Ein kleiner Wermutstropfen ist dabei die gegenwärtig auf dem Mars vorherrschende Wettersituation. Aufgrund mehrerer kürzlich aktiver lokaler und regionaler Staubstürme ist die Atmosphäre des Mars gegenwärtig sehr stark mit Staub durchtränkt. Dies hatte zur Folge, dass die in den letzten Wochen von Opportunity angefertigten Fotoaufnahmen relativ unscharf ausgefallen sind.
Allerdings gehen die an der Mission beteiligten Wissenschaftler davon aus, dass sich diese zur Zeit eher negativen Wetterbedingungen in den kommenden Monaten aufgrund des Wandels der Jahreszeiten auf dem Mars wieder verbessern werden. Die daraus resultierende verbesserte Opazität der Marsatmosphäre wird sich dabei nicht nur positiv auf weitere fotografische Dokumentationen auswirken. Zusätzlich sollte sich dadurch auch wieder die täglich zur Verfügung stehende und in den letzten Wochen leicht rückläufige Energiemenge für den ausschließlich solarbetriebenen Rover erhöhen.

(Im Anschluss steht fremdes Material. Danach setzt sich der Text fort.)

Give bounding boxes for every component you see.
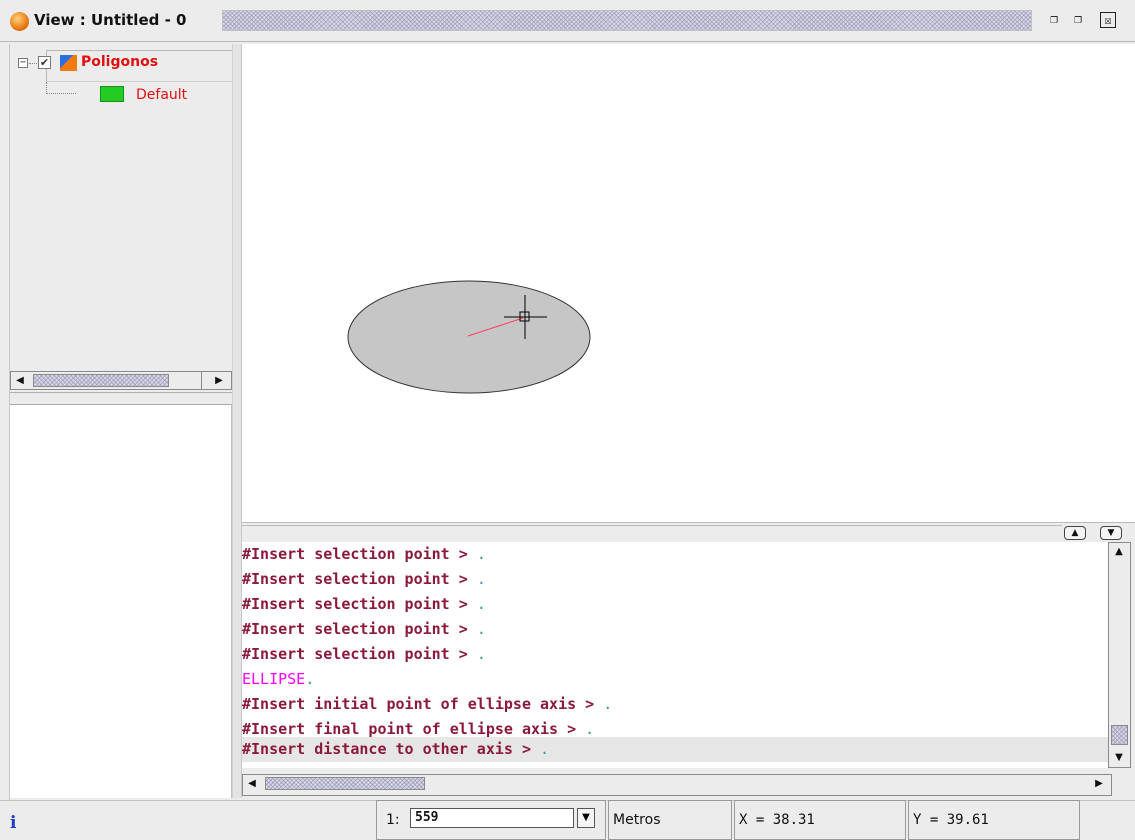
polygon-layer-icon: [60, 55, 77, 71]
scale-input[interactable]: 559: [410, 808, 574, 828]
console-splitter[interactable]: ▲ ▼: [242, 522, 1135, 542]
chevron-down-icon[interactable]: ▼: [577, 808, 595, 828]
legend-swatch: [100, 86, 124, 102]
legend-label: Default: [136, 87, 188, 103]
x-coordinate-readout: X = 38.31: [734, 800, 906, 840]
scroll-right-icon[interactable]: ▶: [1092, 775, 1106, 792]
console-line: #Insert selection point > .: [242, 545, 486, 563]
scrollbar-thumb[interactable]: [265, 777, 425, 790]
console-line: #Insert selection point > .: [242, 570, 486, 588]
scroll-divider: [201, 372, 202, 389]
console-horizontal-scrollbar[interactable]: ◀ ▶: [242, 774, 1112, 796]
map-canvas[interactable]: [242, 44, 1135, 522]
titlebar-texture: [222, 10, 1032, 31]
ellipse-shape: [347, 280, 591, 394]
toc-split-divider[interactable]: [10, 392, 232, 404]
console-line: #Insert selection point > .: [242, 620, 486, 638]
scroll-left-icon[interactable]: ◀: [245, 775, 259, 792]
table-of-contents: − ✔ Poligonos Default: [10, 44, 232, 370]
scroll-left-icon[interactable]: ◀: [13, 372, 27, 389]
collapse-icon[interactable]: −: [18, 58, 28, 68]
collapse-up-icon[interactable]: ▲: [1064, 526, 1086, 540]
overview-panel: [10, 404, 232, 798]
scroll-down-icon[interactable]: ▼: [1112, 749, 1126, 766]
layer-visibility-checkbox[interactable]: ✔: [38, 56, 51, 69]
console-command-line: ELLIPSE.: [242, 670, 315, 688]
scroll-right-icon[interactable]: ▶: [212, 372, 226, 389]
console-line: #Insert selection point > .: [242, 645, 486, 663]
window-titlebar[interactable]: View : Untitled - 0 ❐ ❐ ☒: [0, 0, 1135, 42]
map-graphics: [347, 280, 591, 394]
console-line: #Insert initial point of ellipse axis > …: [242, 695, 613, 713]
minimize-icon[interactable]: ❐: [1044, 11, 1064, 29]
console-line: #Insert selection point > .: [242, 595, 486, 613]
console-current-line[interactable]: #Insert distance to other axis > .: [242, 737, 1108, 762]
splitter-line: [242, 525, 1062, 526]
close-icon[interactable]: ☒: [1100, 12, 1116, 28]
command-console[interactable]: #Insert selection point > . #Insert sele…: [242, 542, 1108, 768]
left-edge: [0, 44, 10, 804]
tree-connector: [29, 63, 37, 64]
scale-prefix: 1:: [386, 812, 400, 828]
vertical-splitter[interactable]: [232, 44, 242, 798]
y-coordinate-readout: Y = 39.61: [908, 800, 1080, 840]
scrollbar-thumb[interactable]: [1111, 725, 1128, 745]
tree-connector: [46, 82, 76, 94]
app-logo-icon: [10, 12, 29, 31]
scrollbar-thumb[interactable]: [33, 374, 169, 387]
layer-name[interactable]: Poligonos: [81, 54, 158, 70]
maximize-icon[interactable]: ❐: [1068, 11, 1088, 29]
collapse-down-icon[interactable]: ▼: [1100, 526, 1122, 540]
units-field: Metros: [608, 800, 732, 840]
scroll-up-icon[interactable]: ▲: [1112, 543, 1126, 560]
console-vertical-scrollbar[interactable]: ▲ ▼: [1108, 542, 1131, 768]
window-title: View : Untitled - 0: [34, 11, 187, 29]
info-icon[interactable]: i: [10, 813, 16, 833]
toc-horizontal-scrollbar[interactable]: ◀ ▶: [10, 371, 232, 390]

Aus technischer Sicht betrachtet befindet sich Opportunity, von kleineren Mängeln abgesehen, nach wie vor in einem exzellenten Zustand. Einer Fortsetzung der Mission steht somit aus heutiger Sicht nichts im Weg. In Anbetracht der Anforderungen, welche ursprünglich an diese Mission gestellt wurden und die von einer Einsatzdauer von drei Monaten ausgingen, in denen der Rover „lediglich“ rund 700 Meter zurücklegen sollte, ist dies eine fast unglaubliche Leistung. Diese fand am gestrigen Tag ihren vorläufigen Höhepunkt. Nur wenige Optimisten haben wohl ernsthaft damit gerechnet, dass Opportunity wirklich den Rand des Endeavour-Kraters erreichen würde. Aufgrund dieses erneuten Erfolges wird der Menschheit ein weiterer und noch tieferer Einblick in die Entwicklungsgeschichte unseres Nachbarplaneten ermöglicht werden.
Die momentanen Planungen der Mitarbeiter der Mars Exploration Rover-Mission sehen vor, dass sich Opportunity im Rahmen einer weiteren Fahrt noch weiter auf das Cape York begeben soll. Das nächste Ziel wird dabei sehr wahrscheinlich der unmittelbare Rand des Odyssey-Kraters sein. In dieser Region sollen anschließend noch auszuwählende Oberflächenstrukturen näher untersucht werden. Diese Analysen werden jedoch erst den Auftakt für weitere und intensivere Forschungen im Bereich des Cape York bilden. Sollte Opportunity anschließend immer noch funktionsfähig sein, so soll der Rover seine Fahrt in die südliche Richtung fortsetzen und nach einer zwischenzeitlichen Untersuchung der Bottany Bay das dort gelegene Cape Tribulation ansteuern.